Он растерянно сжал руками голову и ничего не ответил.

— Нет, серьезно, Эфраим, неужели ты именно так хочешь ускорить наше спасение?

— Да, — отвечал он, резко вздернув подбородок.

— Бедняга! Наши мудрецы неспроста запретили заниматься мистикой тем, кто еще не вышел годами: от нее разум может и пострадать.

— Я вовсе не потерял рассудок, Пальтиель. Послушай, что я скажу. Я все еще хочу спасти род человеческий, освободить общество от его болячек. Я все еще желаю прихода Мессии. Вот только… я нашел новый способ, в этом все и дело. Я испробовал медитацию, пост, аскезу — никакого успеха. Есть только один путь, ведущий к спасению.

— Какой?

— Действие.

— Действие? Но я тоже так думал, однако что есть молитва, если не действие? Что есть мистическая практика, как не воздействие на Бога?

— А я тебе говорю не о воздействии на Бога, а о влиянии на историю, на события, из которых она состоит, короче — на человека.

Сидя на скамейке перед двумя партами, я — со своей Книгой учения каббалы, как ее понимал рабби Ицхак Лурия, он — с пачкой идиотских памфлетов, мы имели довольно забавный вид, гражданин следователь.

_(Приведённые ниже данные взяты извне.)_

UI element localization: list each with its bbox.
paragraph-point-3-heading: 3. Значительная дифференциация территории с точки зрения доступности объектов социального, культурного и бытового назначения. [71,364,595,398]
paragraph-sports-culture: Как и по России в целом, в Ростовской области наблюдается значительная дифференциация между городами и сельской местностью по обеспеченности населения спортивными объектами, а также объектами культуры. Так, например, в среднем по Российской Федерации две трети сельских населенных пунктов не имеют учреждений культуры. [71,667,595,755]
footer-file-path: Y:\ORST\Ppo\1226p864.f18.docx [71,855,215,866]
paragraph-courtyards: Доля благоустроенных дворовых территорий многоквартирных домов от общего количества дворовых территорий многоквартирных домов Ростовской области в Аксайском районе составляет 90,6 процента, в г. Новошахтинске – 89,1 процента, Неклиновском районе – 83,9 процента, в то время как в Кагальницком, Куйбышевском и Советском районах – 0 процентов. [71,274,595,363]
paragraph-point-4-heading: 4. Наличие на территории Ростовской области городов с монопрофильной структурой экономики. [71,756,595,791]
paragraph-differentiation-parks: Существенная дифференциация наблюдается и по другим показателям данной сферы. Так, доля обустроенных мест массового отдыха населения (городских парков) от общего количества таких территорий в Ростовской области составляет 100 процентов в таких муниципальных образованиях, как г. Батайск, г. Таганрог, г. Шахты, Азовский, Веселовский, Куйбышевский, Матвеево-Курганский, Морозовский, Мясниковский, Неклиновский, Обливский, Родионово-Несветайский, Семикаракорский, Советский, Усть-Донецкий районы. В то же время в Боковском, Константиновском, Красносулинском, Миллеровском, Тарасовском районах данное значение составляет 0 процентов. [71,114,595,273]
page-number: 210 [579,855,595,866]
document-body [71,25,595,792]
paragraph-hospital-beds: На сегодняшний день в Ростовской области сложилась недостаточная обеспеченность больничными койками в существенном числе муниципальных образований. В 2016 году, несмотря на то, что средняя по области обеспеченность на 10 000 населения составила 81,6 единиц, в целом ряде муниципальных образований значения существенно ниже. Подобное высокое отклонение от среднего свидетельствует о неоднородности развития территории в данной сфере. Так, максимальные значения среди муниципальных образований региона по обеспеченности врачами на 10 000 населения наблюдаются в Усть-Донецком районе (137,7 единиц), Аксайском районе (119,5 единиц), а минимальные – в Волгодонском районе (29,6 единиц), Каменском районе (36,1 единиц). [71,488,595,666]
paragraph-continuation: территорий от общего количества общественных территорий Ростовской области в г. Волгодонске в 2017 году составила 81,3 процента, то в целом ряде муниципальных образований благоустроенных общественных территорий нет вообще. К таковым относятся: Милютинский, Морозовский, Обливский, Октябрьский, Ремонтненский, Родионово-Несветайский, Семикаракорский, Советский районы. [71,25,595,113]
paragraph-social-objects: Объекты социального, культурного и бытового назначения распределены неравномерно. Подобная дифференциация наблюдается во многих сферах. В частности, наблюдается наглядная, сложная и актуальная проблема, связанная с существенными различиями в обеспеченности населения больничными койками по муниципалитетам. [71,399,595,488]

— Ты действительно хочешь все это обсудить? — спросил Эфраим.

— Почему бы и нет?

— Тогда сначала пообещай никому ничего не рассказывать.

— Обещаю.

— Обещать недостаточно. Поклянись!

— Клянусь.

— Поклясться тоже недостаточно… Поклянись перед ковчегом, отодвинув завесу, и при этом прикоснись к священным свиткам.

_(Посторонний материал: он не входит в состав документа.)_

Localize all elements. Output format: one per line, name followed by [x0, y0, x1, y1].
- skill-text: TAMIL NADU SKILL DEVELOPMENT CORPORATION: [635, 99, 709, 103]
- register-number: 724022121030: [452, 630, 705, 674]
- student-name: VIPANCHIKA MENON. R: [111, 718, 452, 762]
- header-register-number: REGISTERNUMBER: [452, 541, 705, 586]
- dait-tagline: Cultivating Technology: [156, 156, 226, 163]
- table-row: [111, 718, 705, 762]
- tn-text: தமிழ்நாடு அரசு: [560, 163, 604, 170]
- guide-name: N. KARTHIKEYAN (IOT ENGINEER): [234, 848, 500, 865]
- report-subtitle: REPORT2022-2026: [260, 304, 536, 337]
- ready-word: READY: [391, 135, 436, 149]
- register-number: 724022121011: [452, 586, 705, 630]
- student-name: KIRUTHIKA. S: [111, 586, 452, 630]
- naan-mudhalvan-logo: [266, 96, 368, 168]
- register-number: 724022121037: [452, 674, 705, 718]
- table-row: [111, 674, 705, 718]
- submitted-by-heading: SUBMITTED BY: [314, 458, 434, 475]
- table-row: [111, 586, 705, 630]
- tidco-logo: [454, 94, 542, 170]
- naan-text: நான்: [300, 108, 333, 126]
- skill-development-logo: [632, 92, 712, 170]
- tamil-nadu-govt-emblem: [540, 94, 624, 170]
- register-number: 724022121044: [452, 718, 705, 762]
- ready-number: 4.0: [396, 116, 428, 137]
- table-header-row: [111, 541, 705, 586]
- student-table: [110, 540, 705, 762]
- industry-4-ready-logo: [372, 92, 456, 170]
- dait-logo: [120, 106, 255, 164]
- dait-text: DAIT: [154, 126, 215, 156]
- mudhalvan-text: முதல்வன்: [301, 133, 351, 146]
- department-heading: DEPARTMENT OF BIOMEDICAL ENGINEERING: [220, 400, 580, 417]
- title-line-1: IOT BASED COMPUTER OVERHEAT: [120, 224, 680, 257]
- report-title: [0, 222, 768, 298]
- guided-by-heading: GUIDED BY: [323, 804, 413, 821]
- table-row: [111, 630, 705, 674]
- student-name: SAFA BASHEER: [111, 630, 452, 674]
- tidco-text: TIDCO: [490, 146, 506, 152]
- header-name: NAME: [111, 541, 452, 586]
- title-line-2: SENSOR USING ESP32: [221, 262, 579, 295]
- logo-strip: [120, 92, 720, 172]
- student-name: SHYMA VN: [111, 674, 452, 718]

С Торой шутки плохи. Я, естественно, отказался: на Торе никто не клянется.

— Если не доверяешь, тем хуже. На том и порешим.

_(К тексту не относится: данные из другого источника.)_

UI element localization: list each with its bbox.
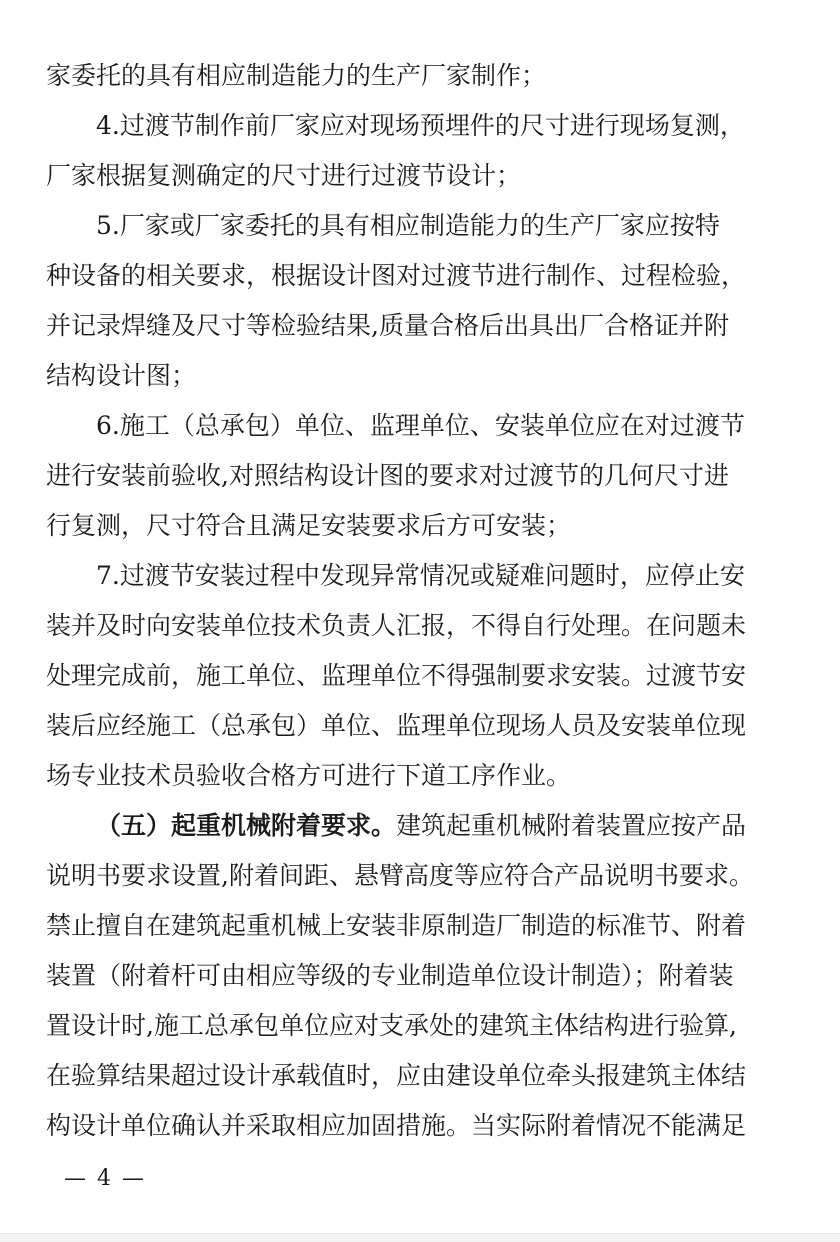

— Да нет, я-то доверяю. И если требую от тебя клятвы, то для твоей же безопасности, а не только для моей: ты лучше будешь следить за своим языком. А иначе всякий может ненароком обронить словечко, которого бы не надо произносить там, где не следует.

— И что тогда со мной случится?

— Лучше, Пальтиель, об этом не знать. Ты что-нибудь слышал о тайной полиции, а? Так вот, она существует, и для нее пытки стали целой наукой. Если попадешь в ее сети, с тобой все кончено. Она никогда не поверит, что ты во все это не замешан.

— Во что не замешан? — почти вскрикнул я.

— В революцию, — торжественно заключил он.

Он попытался тоном законоучителя преподать мне ускоренный курс политграмоты. Но я слушал его не слишком внимательно, по крайней мере той ночью. При всем том ему действительно было страшно, хотя, как мне показалось, своих родителей он опасался больше тайной полиции. Однако невзирая на все его доводы и призывы, я держался, не соглашался поклясться перед ковчегом. Достаточно, считал я, моего слова. Или будет так, или никак. Он вскочил, и я подумал, что он собрался уходить. Ни в коем разе: совершенно хладнокровно он принялся за дело — по брошюрке в каждую парту, по листовке в торбу со священными текстами. Я недоверчиво следил за ним и не двигался. Но он, почувствовав себя как дома, имел смелость и сообразительность попросить меня о помощи: иначе у него не будет времени закончить, объяснил он. А я, как дурак, включился в игру. Не нашел ничего лучшего. Вот так, не отдавая себе в этом отчета, даже не задумываясь, я стал его сообщником. Он любезно обещал мне прийти на следующей неделе и продолжить прерванный разговор — и работу, разумеется. И, как вы понимаете, обещание он выполнил.

Что до его объяснений и доводов, теперь такие способен привести самый юный из пионеров. Простые и все упрощающие, но вполне искренние. И очень соблазнительные для романтически настроенного ученика шестнадцати лет от роду, поскольку обращаются не к разуму, а к чувствам. Они делают упор на человеческие несчастья, а не на тот выбор, который должен совершить верующий человек. Если бы Эфраим пустил в ход только марксистские термины, я бы просто рассмеялся ему в лицо. Но вместо цитат из Энгельса, Плеханова или Ленина он напоминал о наших общих мессианских упованиях. И я не мог не склониться в его сторону: он защищал жертв несправедливости, провозглашал достоинство рабов, и тут я и сам с готовностью сказал бы: «Аминь!»